Of all the elements of Christian belief and practice, grace—God’s grace—may well be the most misunderstood. At one end of the spectrum are the antinomians and their ilk, for whom grace is just a hair short of license. At the other are the legalists, who assert that fulfilling the law’s demands is the essential in earning God’s favor, indeed, His grace.
 
Neither extreme is correct: no amount of law-keeping will save a person tarred by the transmuted sin of Adam, and grace is a gift from God, not a “get out of jail free” card to be used in an eternal “Monopoly” game.

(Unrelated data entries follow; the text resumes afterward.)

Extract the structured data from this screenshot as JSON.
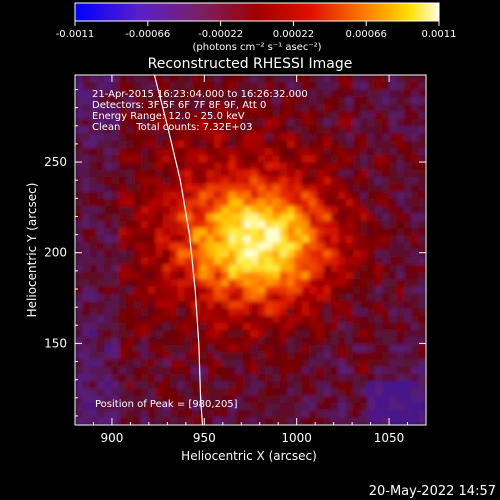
{
  "chart_data": {
    "type": "heatmap",
    "title": "Reconstructed RHESSI Image",
    "xlabel": "Heliocentric X (arcsec)",
    "ylabel": "Heliocentric Y (arcsec)",
    "xlim": [
      880,
      1070
    ],
    "ylim": [
      105,
      298
    ],
    "x_ticks": [
      900,
      950,
      1000,
      1050
    ],
    "y_ticks": [
      150,
      200,
      250
    ],
    "x_tick_labels": [
      "900",
      "950",
      "1000",
      "1050"
    ],
    "y_tick_labels": [
      "150",
      "200",
      "250"
    ],
    "colorbar": {
      "min": -0.0011,
      "max": 0.0011,
      "ticks": [
        -0.0011,
        -0.00066,
        -0.00022,
        0.00022,
        0.00066,
        0.0011
      ],
      "tick_labels": [
        "-0.0011",
        "-0.00066",
        "-0.00022",
        "0.00022",
        "0.00066",
        "0.0011"
      ],
      "unit_label": "(photons cm⁻² s⁻¹ asec⁻²)"
    },
    "annotations": [
      "21-Apr-2015 16:23:04.000 to 16:26:32.000",
      "Detectors: 3F 5F 6F 7F 8F 9F, Att 0",
      "Energy Range: 12.0 - 25.0 keV",
      "Clean     Total counts: 7.32E+03"
    ],
    "peak_label": "Position of Peak = [980,205]",
    "peak": [
      980,
      205
    ],
    "limb_curve": [
      [
        923,
        298
      ],
      [
        930,
        270
      ],
      [
        937,
        240
      ],
      [
        942,
        210
      ],
      [
        945,
        180
      ],
      [
        947,
        150
      ],
      [
        948,
        120
      ],
      [
        949,
        105
      ]
    ]
  },
  "footer": {
    "date": "20-May-2022 14:57"
  },
  "colors": {
    "background": "#000000",
    "foreground": "#ffffff",
    "colormap": [
      "#0000ff",
      "#6a1a9a",
      "#5a1a3a",
      "#8a0000",
      "#c80000",
      "#ff4000",
      "#ff9a00",
      "#ffdd00",
      "#ffffe0"
    ]
  }
}
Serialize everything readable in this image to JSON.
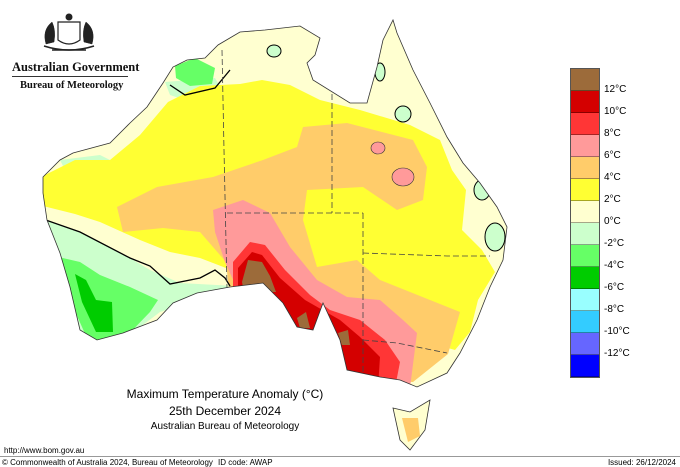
{
  "header": {
    "org": "Australian Government",
    "agency": "Bureau of Meteorology"
  },
  "map": {
    "title": "Maximum Temperature Anomaly (°C)",
    "date": "25th December 2024",
    "source": "Australian Bureau of Meteorology"
  },
  "legend": {
    "colors": [
      "#9c6b3a",
      "#d40000",
      "#ff3636",
      "#ff9a9a",
      "#ffcc6a",
      "#ffff33",
      "#ffffd0",
      "#ccffcc",
      "#66ff66",
      "#00cc00",
      "#99ffff",
      "#33ccff",
      "#6666ff",
      "#0000ff"
    ],
    "labels": [
      "12°C",
      "10°C",
      "8°C",
      "6°C",
      "4°C",
      "2°C",
      "0°C",
      "-2°C",
      "-4°C",
      "-6°C",
      "-8°C",
      "-10°C",
      "-12°C"
    ]
  },
  "footer": {
    "url": "http://www.bom.gov.au",
    "copyright": "© Commonwealth of Australia 2024, Bureau of Meteorology",
    "id_code": "ID code: AWAP",
    "issued": "Issued: 26/12/2024"
  }
}
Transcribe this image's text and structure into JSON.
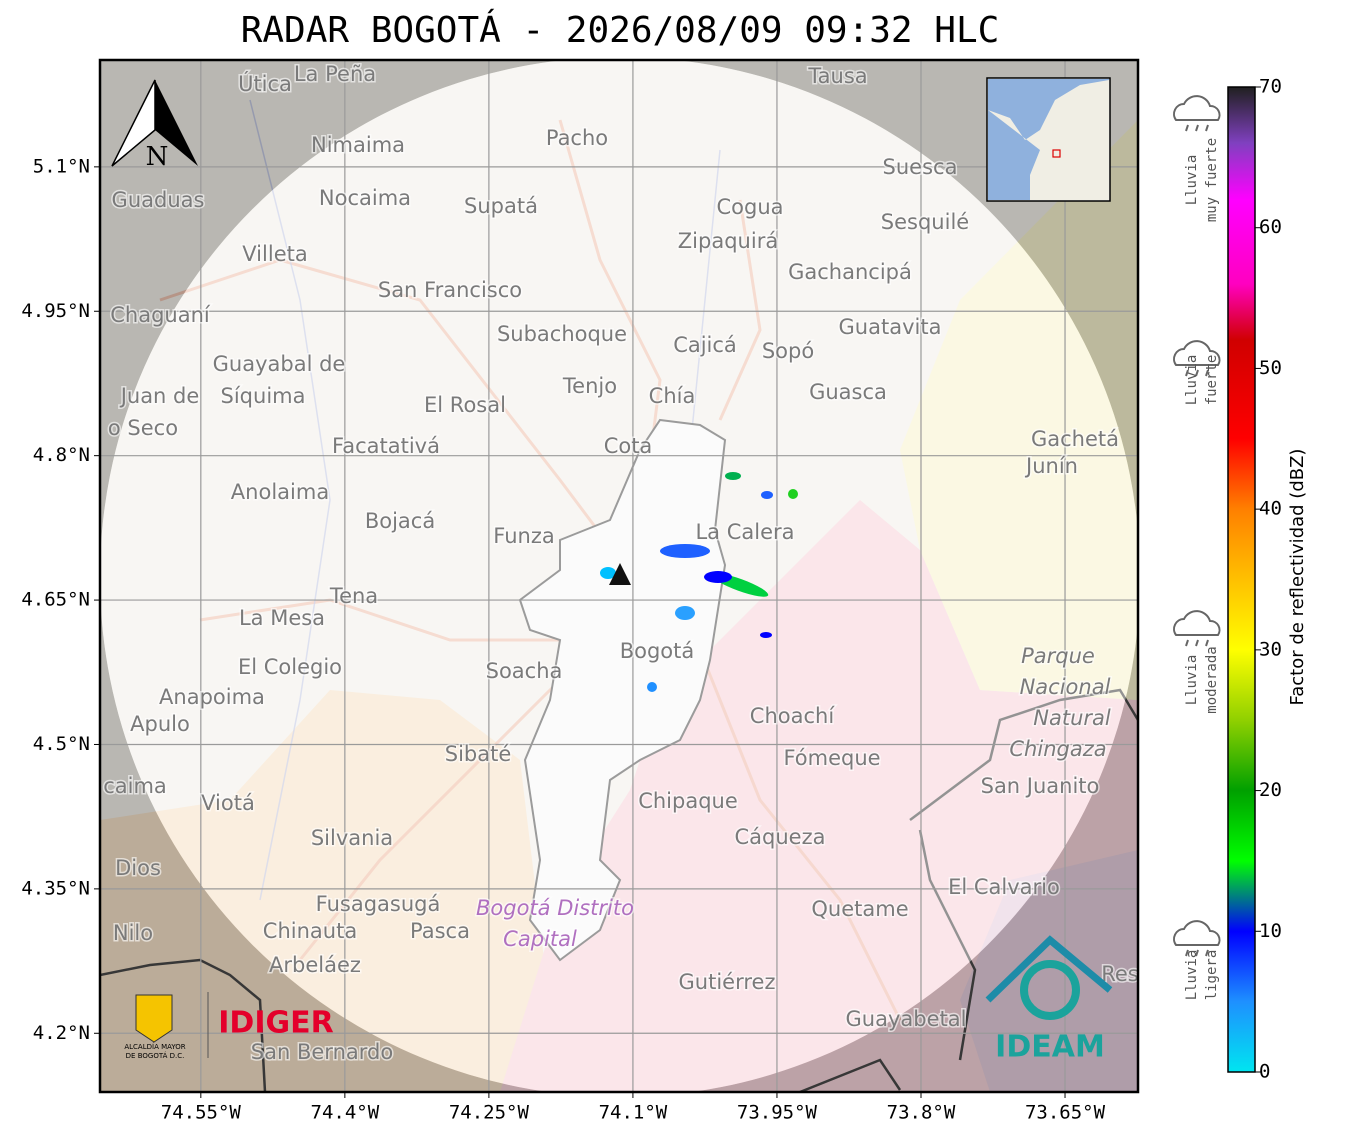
{
  "title": "RADAR BOGOTÁ - 2026/08/09 09:32 HLC",
  "map": {
    "xlim": [
      -74.655,
      -73.574
    ],
    "ylim": [
      4.139,
      5.211
    ],
    "xticks": [
      {
        "value": -74.55,
        "label": "74.55°W"
      },
      {
        "value": -74.4,
        "label": "74.4°W"
      },
      {
        "value": -74.25,
        "label": "74.25°W"
      },
      {
        "value": -74.1,
        "label": "74.1°W"
      },
      {
        "value": -73.95,
        "label": "73.95°W"
      },
      {
        "value": -73.8,
        "label": "73.8°W"
      },
      {
        "value": -73.65,
        "label": "73.65°W"
      }
    ],
    "yticks": [
      {
        "value": 5.1,
        "label": "5.1°N"
      },
      {
        "value": 4.95,
        "label": "4.95°N"
      },
      {
        "value": 4.8,
        "label": "4.8°N"
      },
      {
        "value": 4.65,
        "label": "4.65°N"
      },
      {
        "value": 4.5,
        "label": "4.5°N"
      },
      {
        "value": 4.35,
        "label": "4.35°N"
      },
      {
        "value": 4.2,
        "label": "4.2°N"
      }
    ],
    "grid": true,
    "north": "N",
    "places": [
      "Útica",
      "La Peña",
      "Tausa",
      "Pacho",
      "Nimaima",
      "Suesca",
      "Guaduas",
      "Nocaima",
      "Supatá",
      "Cogua",
      "Sesquilé",
      "Zipaquirá",
      "Villeta",
      "Gachancipá",
      "San Francisco",
      "Chaguaní",
      "Guatavita",
      "Subachoque",
      "Cajicá",
      "Sopó",
      "Guayabal de",
      "Síquima",
      "Juan de",
      "Tenjo",
      "Chía",
      "Guasca",
      "El Rosal",
      "o Seco",
      "Facatativá",
      "Cota",
      "Gachetá",
      "Junín",
      "Anolaima",
      "Bojacá",
      "Funza",
      "La Calera",
      "Tena",
      "La Mesa",
      "Bogotá",
      "El Colegio",
      "Soacha",
      "Anapoima",
      "Apulo",
      "Choachí",
      "Fómeque",
      "Sibaté",
      "San Juanito",
      "caima",
      "Viotá",
      "Chipaque",
      "Silvania",
      "Cáqueza",
      "Dios",
      "El Calvario",
      "Fusagasugá",
      "Quetame",
      "Nilo",
      "Chinauta",
      "Pasca",
      "Arbeláez",
      "Gutiérrez",
      "Res",
      "Guayabetal",
      "San Bernardo"
    ],
    "italic_places": [
      "Bogotá Distrito",
      "Capital",
      "Parque",
      "Nacional",
      "Natural",
      "Chingaza"
    ]
  },
  "colorbar": {
    "label": "Factor de reflectividad (dBZ)",
    "lim": [
      0,
      70
    ],
    "ticks": [
      0,
      10,
      20,
      30,
      40,
      50,
      60,
      70
    ],
    "colormap": [
      {
        "value": 0,
        "color": "#00e5f0"
      },
      {
        "value": 5,
        "color": "#1e90ff"
      },
      {
        "value": 10,
        "color": "#0000ff"
      },
      {
        "value": 15,
        "color": "#00ff00"
      },
      {
        "value": 20,
        "color": "#00a000"
      },
      {
        "value": 25,
        "color": "#90d000"
      },
      {
        "value": 30,
        "color": "#ffff00"
      },
      {
        "value": 35,
        "color": "#ffc000"
      },
      {
        "value": 40,
        "color": "#ff8000"
      },
      {
        "value": 45,
        "color": "#ff0000"
      },
      {
        "value": 52,
        "color": "#d00000"
      },
      {
        "value": 56,
        "color": "#ff00c0"
      },
      {
        "value": 62,
        "color": "#ff00ff"
      },
      {
        "value": 66,
        "color": "#8040c0"
      },
      {
        "value": 70,
        "color": "#202020"
      }
    ]
  },
  "rain_levels": [
    [
      "Lluvia",
      "muy fuerte"
    ],
    [
      "Lluvia",
      "fuerte"
    ],
    [
      "Lluvia",
      "moderada"
    ],
    [
      "Lluvia",
      "ligera"
    ]
  ],
  "logos": {
    "alcaldia": [
      "ALCALDÍA MAYOR",
      "DE BOGOTÁ D.C."
    ],
    "idiger": "IDIGER",
    "ideam": "IDEAM"
  }
}
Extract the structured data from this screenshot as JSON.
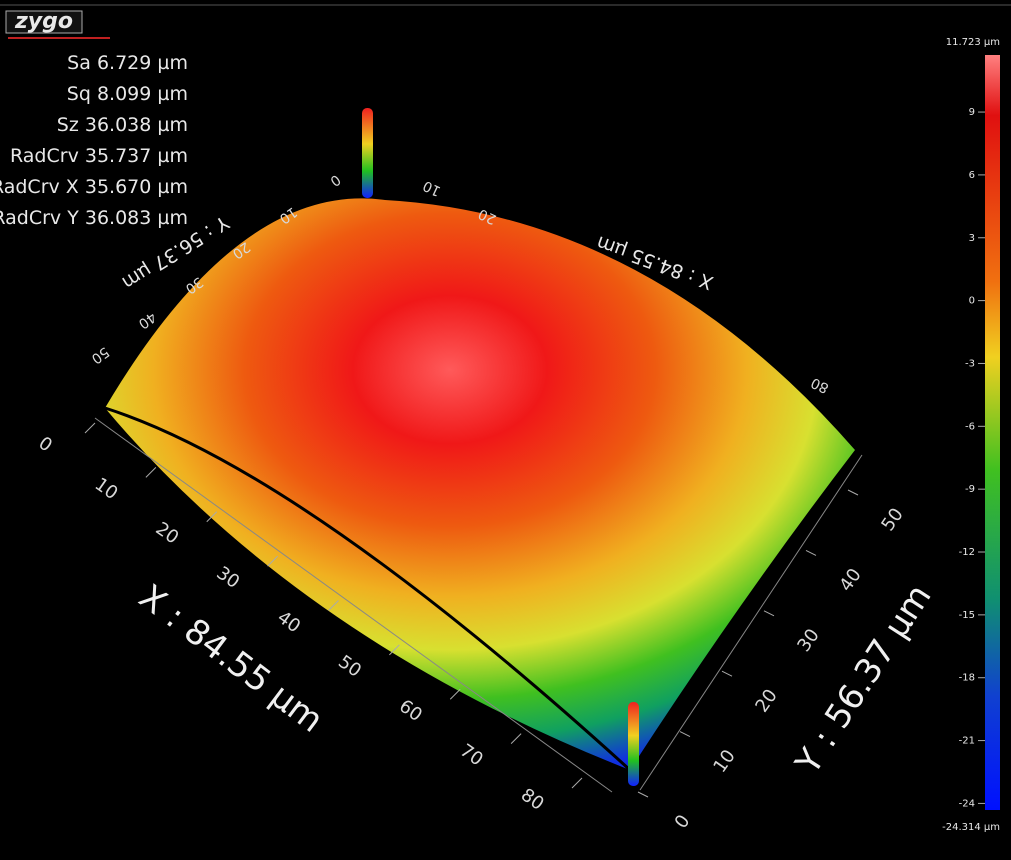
{
  "logo": "zygo",
  "stats": [
    {
      "name": "Sa",
      "value": "6.729",
      "unit": "µm"
    },
    {
      "name": "Sq",
      "value": "8.099",
      "unit": "µm"
    },
    {
      "name": "Sz",
      "value": "36.038",
      "unit": "µm"
    },
    {
      "name": "RadCrv",
      "value": "35.737",
      "unit": "µm"
    },
    {
      "name": "RadCrv X",
      "value": "35.670",
      "unit": "µm"
    },
    {
      "name": "RadCrv Y",
      "value": "36.083",
      "unit": "µm"
    }
  ],
  "colorbar": {
    "max_label": "11.723 µm",
    "min_label": "-24.314 µm",
    "lim": [
      -24.314,
      11.723
    ],
    "ticks": [
      9,
      6,
      3,
      0,
      -3,
      -6,
      -9,
      -12,
      -15,
      -18,
      -21,
      -24
    ]
  },
  "x_axis": {
    "title": "X : 84.55 µm",
    "ticks": [
      0,
      10,
      20,
      30,
      40,
      50,
      60,
      70,
      80
    ]
  },
  "y_axis": {
    "title": "Y : 56.37 µm",
    "ticks": [
      0,
      10,
      20,
      30,
      40,
      50
    ]
  },
  "back_x_axis": {
    "title": "X : 84.55 µm",
    "ticks": [
      80,
      20,
      10
    ]
  },
  "back_y_axis": {
    "title": "Y : 56.37 µm",
    "ticks": [
      0,
      10,
      20,
      30,
      40,
      50
    ]
  }
}
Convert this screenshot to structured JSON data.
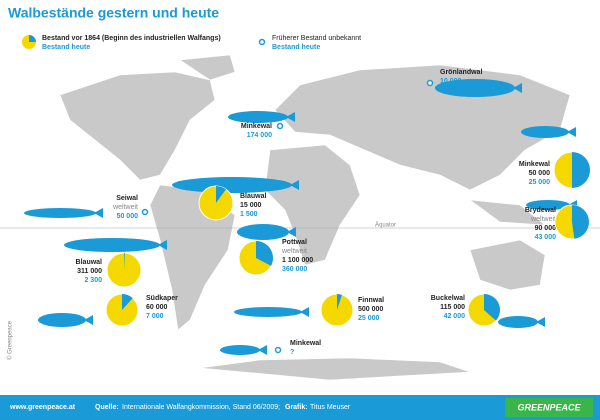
{
  "header": {
    "title": "Walbestände gestern und heute"
  },
  "legend": {
    "before": "Bestand vor 1864 (Beginn des industriellen Walfangs)",
    "today": "Bestand heute",
    "unknown": "Früherer Bestand unbekannt",
    "unknown_today": "Bestand heute"
  },
  "equator": "Äquator",
  "whales": [
    {
      "name": "Grönlandwal",
      "today": {
        "value": 10000,
        "label": "10 000"
      }
    },
    {
      "name": "Minkewal",
      "today": {
        "value": 174000,
        "label": "174 000"
      }
    },
    {
      "name": "Minkewal",
      "before": {
        "value": 50000,
        "label": "50 000"
      },
      "today": {
        "value": 25000,
        "label": "25 000"
      }
    },
    {
      "name": "Seiwal",
      "region": "weltweit",
      "today": {
        "value": 50000,
        "label": "50 000"
      }
    },
    {
      "name": "Blauwal",
      "before": {
        "value": 15000,
        "label": "15 000"
      },
      "today": {
        "value": 1500,
        "label": "1 500"
      }
    },
    {
      "name": "Brydewal",
      "region": "weltweit",
      "before": {
        "value": 90000,
        "label": "90 000"
      },
      "today": {
        "value": 43000,
        "label": "43 000"
      }
    },
    {
      "name": "Blauwal",
      "before": {
        "value": 311000,
        "label": "311 000"
      },
      "today": {
        "value": 2300,
        "label": "2 300"
      }
    },
    {
      "name": "Pottwal",
      "region": "weltweit",
      "before": {
        "value": 1100000,
        "label": "1 100 000"
      },
      "today": {
        "value": 360000,
        "label": "360 000"
      }
    },
    {
      "name": "Südkaper",
      "before": {
        "value": 60000,
        "label": "60 000"
      },
      "today": {
        "value": 7000,
        "label": "7 000"
      }
    },
    {
      "name": "Finnwal",
      "before": {
        "value": 500000,
        "label": "500 000"
      },
      "today": {
        "value": 25000,
        "label": "25 000"
      }
    },
    {
      "name": "Buckelwal",
      "before": {
        "value": 115000,
        "label": "115 000"
      },
      "today": {
        "value": 42000,
        "label": "42 000"
      }
    },
    {
      "name": "Minkewal",
      "today": {
        "label": "?"
      }
    }
  ],
  "footer": {
    "url": "www.greenpeace.at",
    "source_label": "Quelle:",
    "source": "Internationale Walfangkommission, Stand 06/2009;",
    "graphic_label": "Grafik:",
    "graphic": "Titus Meuser",
    "logo": "GREENPEACE"
  },
  "copyright": "© Greenpeace"
}
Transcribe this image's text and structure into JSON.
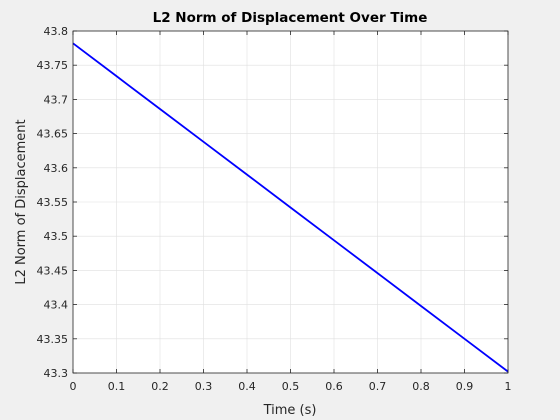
{
  "chart_data": {
    "type": "line",
    "title": "L2 Norm of Displacement Over Time",
    "xlabel": "Time (s)",
    "ylabel": "L2 Norm of Displacement",
    "xlim": [
      0,
      1
    ],
    "ylim": [
      43.3,
      43.8
    ],
    "grid": true,
    "x_ticks": [
      0,
      0.1,
      0.2,
      0.3,
      0.4,
      0.5,
      0.6,
      0.7,
      0.8,
      0.9,
      1
    ],
    "x_tick_labels": [
      "0",
      "0.1",
      "0.2",
      "0.3",
      "0.4",
      "0.5",
      "0.6",
      "0.7",
      "0.8",
      "0.9",
      "1"
    ],
    "y_ticks": [
      43.3,
      43.35,
      43.4,
      43.45,
      43.5,
      43.55,
      43.6,
      43.65,
      43.7,
      43.75,
      43.8
    ],
    "y_tick_labels": [
      "43.3",
      "43.35",
      "43.4",
      "43.45",
      "43.5",
      "43.55",
      "43.6",
      "43.65",
      "43.7",
      "43.75",
      "43.8"
    ],
    "series": [
      {
        "color": "#0000ff",
        "x": [
          0,
          0.1,
          0.2,
          0.3,
          0.4,
          0.5,
          0.6,
          0.7,
          0.8,
          0.9,
          1
        ],
        "y": [
          43.782,
          43.734,
          43.686,
          43.638,
          43.59,
          43.542,
          43.494,
          43.446,
          43.398,
          43.35,
          43.302
        ]
      }
    ]
  }
}
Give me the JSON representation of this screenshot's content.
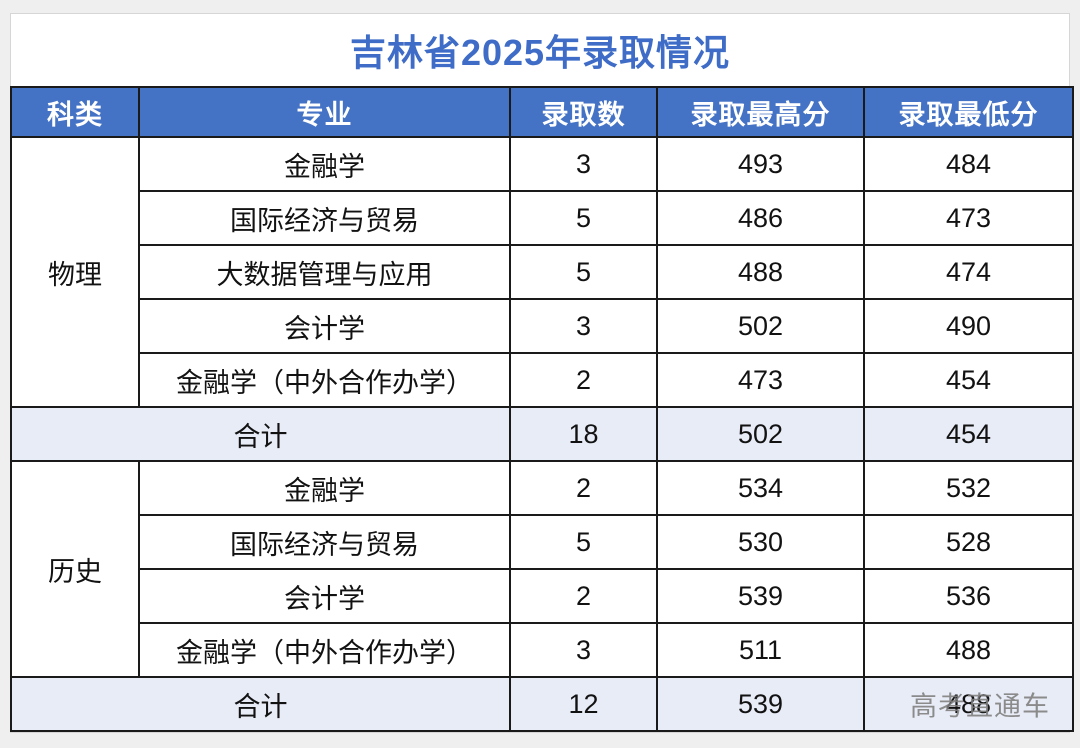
{
  "page": {
    "title": "吉林省2025年录取情况"
  },
  "watermark": {
    "text": "高考直通车"
  },
  "colors": {
    "header_bg": "#4472C4",
    "title_blue": "#3E6CC6",
    "total_row_bg": "#E8ECF7",
    "border": "#1A1A1A",
    "watermark_gray": "#7D7D7D",
    "page_bg": "#EFEFEF"
  },
  "table": {
    "headers": [
      "科类",
      "专业",
      "录取数",
      "录取最高分",
      "录取最低分"
    ],
    "sections": [
      {
        "category": "物理",
        "rows": [
          {
            "major": "金融学",
            "count": "3",
            "max": "493",
            "min": "484"
          },
          {
            "major": "国际经济与贸易",
            "count": "5",
            "max": "486",
            "min": "473"
          },
          {
            "major": "大数据管理与应用",
            "count": "5",
            "max": "488",
            "min": "474"
          },
          {
            "major": "会计学",
            "count": "3",
            "max": "502",
            "min": "490"
          },
          {
            "major": "金融学（中外合作办学）",
            "count": "2",
            "max": "473",
            "min": "454"
          }
        ],
        "total": {
          "label": "合计",
          "count": "18",
          "max": "502",
          "min": "454"
        }
      },
      {
        "category": "历史",
        "rows": [
          {
            "major": "金融学",
            "count": "2",
            "max": "534",
            "min": "532"
          },
          {
            "major": "国际经济与贸易",
            "count": "5",
            "max": "530",
            "min": "528"
          },
          {
            "major": "会计学",
            "count": "2",
            "max": "539",
            "min": "536"
          },
          {
            "major": "金融学（中外合作办学）",
            "count": "3",
            "max": "511",
            "min": "488"
          }
        ],
        "total": {
          "label": "合计",
          "count": "12",
          "max": "539",
          "min": "488"
        }
      }
    ]
  }
}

Grace, rather, is what God generously shows us, and what we’re supposed to reflect to a sin-filled, dying world.
 
Bill Johnsson knows this in the way you or I might know our way around the neighborhood. His familiarity—intimacy, even—with God’s grace is evident on each page of this devotional book, one to which readers are likely to return often even after 2007 is a faint memory.
 
In each entry, Johnsson, the veteran editor of Adventist Review and a deep thinker on the things of God, points us toward both the simple grace in everyday life—a young girl selling lemonade to fight cancer, a far-away relative who sends a Christmas card extra-early to arrive with time to spare—and toward the grace of God found in these things. The young cancer victim displayed an ability to turn life’s “lemons” around; the early relative demonstrates that there are some things one must be on time for, such as the Lord’s soon return.
 
Whatever the New Year holds, it is likely to have challenges of varying stripes. Remembering that Jesus had “a heart full of grace,” and reading Johnsson’s details of that heart will equip readers to approach circumstances with expectancy and hope.